Built to hold about 500,000 barrels of oil each, the tanks will include roofs that float on top of the oil to prevent dangerous vapors from accumulating at the top of the tank.

The facility operates much like an airport, and its passengers are different batches of oil.

"Oil comes in, gets on a different route, and then leaves. Its layover here in Superior terminal is generally days," Enbridge spokeswoman Becky Hasse said. "It comes in, gets sorted on to its new direction, and then leaves."

Enbridge will spend more than $200 million to build five tanks -- all to help manage the increased amount of oil flowing across Minnesota.

That has people like Mattison concerned.

"Right now we're in a reaction mode. They propose a project, agencies and citizens point out the flaws, and we go back and forth," he said. "It becomes a game of whack a mole."

The MPCA recently voiced similar sentiments. In a letter to the state Public Utilities Commission, the agency wrote that the proposed route for the Sandpiper pipeline from North Dakota would cross 28 water bodies where there is no nearby access in case of a possible spill.

Haase, the Enbridge spokeswoman, said the company follows federal and state rules when proposing new projects.

"We're just trying to keep up with our customers' needs and being able to ship more oil to refineries so that North Americans can use it," she said.

Pipeline protest
Increasing the oil pipeline capacity involves constructing several new pump stations along the line, but Enbridge would not construct any new pipelines. The arguments against increasing capacity on the pipeline echo some of those heard in the debate over the proposed Keystone XL pipeline. Much of the new oil that would flow into both Keystone XL and the Alberta Clipper comes from the oil sands of Alberta. Extracting and refining that oil is an energy-intensive process, leading to criticism from climate change activists who want to see carbon emissions reductions.
Elizabeth Dunbar / MPR News

Pipeline companies are reacting to the incredibly fast growth in North American oil production. The North Dakota fields hit the million-barrel-a-day mark in just seven years.

Projects like Enbridge's proposed Sandpiper line are key to the continued growth of the Bakken fields, North Dakota Pipeline Authority Director Justin Kringstad said.

"We are short right now in North Dakota on pipeline capacity, so the sooner we can get these projects put into service I think the better for everyone involved," Kringstad said.

Meanwhile, the Canadian Association of Petroleum Producers predicts oil sands production will more than double to 5.2 million barrels per day in the next fifteen years. And there's a transportation bottleneck leaving the region, said Trisha Curtis, Research Analyst at the Energy Policy Research Foundation in Washington, D.C.

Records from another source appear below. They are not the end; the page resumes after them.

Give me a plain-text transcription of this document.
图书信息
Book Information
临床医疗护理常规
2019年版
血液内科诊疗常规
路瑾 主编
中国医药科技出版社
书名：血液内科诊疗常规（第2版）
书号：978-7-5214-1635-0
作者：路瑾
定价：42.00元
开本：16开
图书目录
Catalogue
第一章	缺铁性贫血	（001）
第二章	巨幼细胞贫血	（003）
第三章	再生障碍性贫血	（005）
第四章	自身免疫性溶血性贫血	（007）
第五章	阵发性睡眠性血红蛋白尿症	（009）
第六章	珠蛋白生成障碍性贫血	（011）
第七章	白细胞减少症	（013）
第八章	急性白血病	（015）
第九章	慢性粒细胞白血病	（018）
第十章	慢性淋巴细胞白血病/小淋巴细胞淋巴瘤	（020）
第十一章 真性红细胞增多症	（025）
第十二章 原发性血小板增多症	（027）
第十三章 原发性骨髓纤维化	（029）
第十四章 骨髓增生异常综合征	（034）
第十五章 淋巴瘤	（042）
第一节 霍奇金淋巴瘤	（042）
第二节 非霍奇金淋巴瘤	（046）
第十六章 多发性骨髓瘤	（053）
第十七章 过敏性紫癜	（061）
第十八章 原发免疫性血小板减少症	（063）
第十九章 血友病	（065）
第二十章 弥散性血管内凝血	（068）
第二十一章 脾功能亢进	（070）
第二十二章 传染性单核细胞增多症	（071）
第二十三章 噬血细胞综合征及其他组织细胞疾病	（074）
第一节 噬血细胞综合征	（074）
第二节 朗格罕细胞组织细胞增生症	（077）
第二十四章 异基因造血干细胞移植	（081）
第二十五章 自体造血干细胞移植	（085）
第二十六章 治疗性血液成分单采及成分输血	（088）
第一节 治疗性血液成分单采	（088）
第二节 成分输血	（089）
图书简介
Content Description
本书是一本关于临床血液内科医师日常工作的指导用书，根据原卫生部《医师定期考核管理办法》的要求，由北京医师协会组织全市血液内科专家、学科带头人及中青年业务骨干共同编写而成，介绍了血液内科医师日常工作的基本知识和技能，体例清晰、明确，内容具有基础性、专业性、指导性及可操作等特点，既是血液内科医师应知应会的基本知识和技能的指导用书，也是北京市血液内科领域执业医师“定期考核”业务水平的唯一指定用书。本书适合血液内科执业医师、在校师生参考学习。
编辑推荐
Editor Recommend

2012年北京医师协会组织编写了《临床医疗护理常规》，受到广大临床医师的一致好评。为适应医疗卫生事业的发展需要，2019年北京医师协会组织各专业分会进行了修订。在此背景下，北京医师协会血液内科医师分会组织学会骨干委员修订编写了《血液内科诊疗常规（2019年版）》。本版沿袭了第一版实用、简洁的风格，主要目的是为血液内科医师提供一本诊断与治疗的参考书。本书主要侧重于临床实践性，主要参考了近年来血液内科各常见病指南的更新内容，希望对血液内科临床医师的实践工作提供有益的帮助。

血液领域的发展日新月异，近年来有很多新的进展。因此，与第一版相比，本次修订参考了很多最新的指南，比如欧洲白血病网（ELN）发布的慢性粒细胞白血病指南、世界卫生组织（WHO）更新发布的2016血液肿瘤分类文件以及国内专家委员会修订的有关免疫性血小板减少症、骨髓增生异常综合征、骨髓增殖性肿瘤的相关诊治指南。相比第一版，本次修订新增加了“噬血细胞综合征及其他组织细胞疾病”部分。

"For Canadian crude, every export pipeline to the U.S. is full right now," she explained. With the controversial Keystone XL project delayed, she said the only other option is to expand existing routes, like Enbridge's system.

The new pipelines are part of a major reworking of the nation's oil transportation network, as companies rush to build pipelines to carry oil in different directions, from different places. Instead of coming into the country through seaports, increasingly the oils is shipped outward from its source in the middle of the continent.

Most of the nation's refineries were built on the Gulf and Atlantic Coasts because historically, that's where the oil arrived.

"Well, now our supplies are coming from the inside of the country, and needs to get out," Hasse said. "So we need to build up that infrastructure, to still use those refineries, but get the supply to the refinery so then it can be brought to market and used."

As geographic fate would have it, Minnesota finds itself at an energy crossroads, in between the new, vast supply of North American oil in Canada and North Dakota, and the markets that crave it.